P.S. Happy Anniversary to Cristina and KC.

Wednesday, July 1, 2009

The Power of Prayer and a Medical Update

Thanks to all for the kind comments and good thoughts.

Thanks particularly to all those who included me in their prayers. If you wonder the effectiveness, or if you'd like know what a miracle looks like, it looks like this: sitting listening to your five-year-old son reading "Green Eggs and Ham" just three weeks after the ICU Lead Attending Physician told his team, "We're going to lose this one." I'll claim a small amount of credit for general cussedness (he didn't know who he was dealing with) but I know that the prayers and positive thoughts pouring in from all of you supported me in the times that were touch and go.

SHORT MEDICAL UPDATE: Went to Georgetown yesterday to have an electrocardiogram and to see Dr. Cheson. My heart appears to be in fine shape, I'm still in the clinical trial (although we may have to rethink the dosages), my kidney function is getting better as I flood the creatinine out of my kidneys, and the infectious disease people don't want to see me any more.

LONGER MEDICAL UPDATE: Unofficially (as interpreted by the tech performing the procedure, a great guy who is also a Navy Chief corpsman), my heart's in great shape, all valves firing, functioning at 100%. This is up from a low of 15% during the "bad week". As a aside, Dr. Cheson said he had never heard of a number that low. We got into see Dr. C. at 1:00 for our 11:30 appointment. Every person who had seen me at the ICU was visibly shocked when they first saw me in the exam room. All agreed my looks have improved. I have a several appointments in a couple of weeks--full body CT scan on the 13th, Dr. Cheson on the 15th, and working for an appointment with nephrology (kidney) folks on the 17th.
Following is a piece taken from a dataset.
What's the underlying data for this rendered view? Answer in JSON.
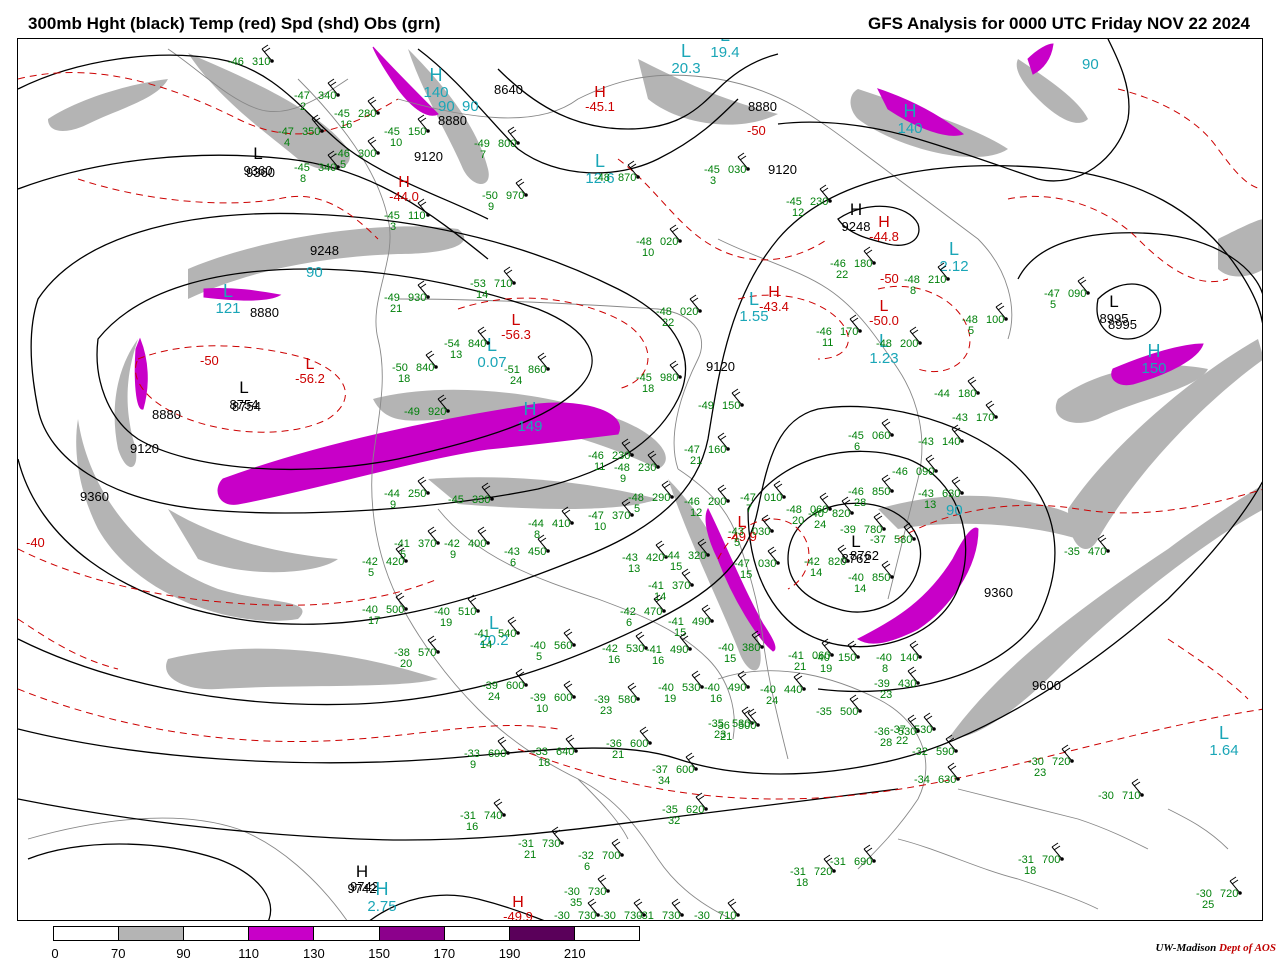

One slightly disquieting item. There was some fear that I might have a fungal infection in my central nervous system, so to combat that possibility, I was perscribed a two-month supply of a drug called VFEND. Without insurance, the VFEND would have cost $5200. I took it for five days and was then told, "Spinal fluid cultures came back negative, no need to take the VFEND." I'm going to work with my father-in-law, who's on the board of a Free Clinic around Appomattox, to try and find if something useful can be done with the rest. I understand the clinic may be able to swap the dispensed drugs for new drugs with the drug manufacturer. Gives you some insight into just how expensive drugs can be, and why some kind of health insurance/safety net is so important.
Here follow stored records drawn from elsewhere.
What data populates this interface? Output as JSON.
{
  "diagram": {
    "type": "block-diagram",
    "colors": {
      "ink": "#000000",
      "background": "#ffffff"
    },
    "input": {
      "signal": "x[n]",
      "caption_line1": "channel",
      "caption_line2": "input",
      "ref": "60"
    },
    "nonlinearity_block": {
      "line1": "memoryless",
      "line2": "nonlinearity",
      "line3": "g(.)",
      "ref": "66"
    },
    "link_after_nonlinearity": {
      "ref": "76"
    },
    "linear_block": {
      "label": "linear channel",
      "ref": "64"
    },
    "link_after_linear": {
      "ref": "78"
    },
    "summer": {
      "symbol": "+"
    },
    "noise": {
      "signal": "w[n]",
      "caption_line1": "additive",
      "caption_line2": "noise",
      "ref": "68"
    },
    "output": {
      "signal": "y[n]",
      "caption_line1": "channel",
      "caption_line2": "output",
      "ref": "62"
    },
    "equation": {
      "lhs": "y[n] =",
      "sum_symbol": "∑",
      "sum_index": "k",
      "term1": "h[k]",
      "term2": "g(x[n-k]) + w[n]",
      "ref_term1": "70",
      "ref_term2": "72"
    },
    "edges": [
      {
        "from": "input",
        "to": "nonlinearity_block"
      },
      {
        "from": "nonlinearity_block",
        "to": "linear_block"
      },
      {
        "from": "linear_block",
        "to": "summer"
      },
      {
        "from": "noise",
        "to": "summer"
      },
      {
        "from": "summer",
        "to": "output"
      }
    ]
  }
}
There's more, but one of the interesting side effects of fighting arm restraints while out of your head for several days is nerve damage in your wrists that runs up and makes all your fingertips numb. Great for typing. And I'm not fixing typos--figure it out in context.

Thanks again. Sometime soon we're going to have a "thank you" party/cookout here at the house. It will be driven by Liz's schedule, but we'll keep you posted.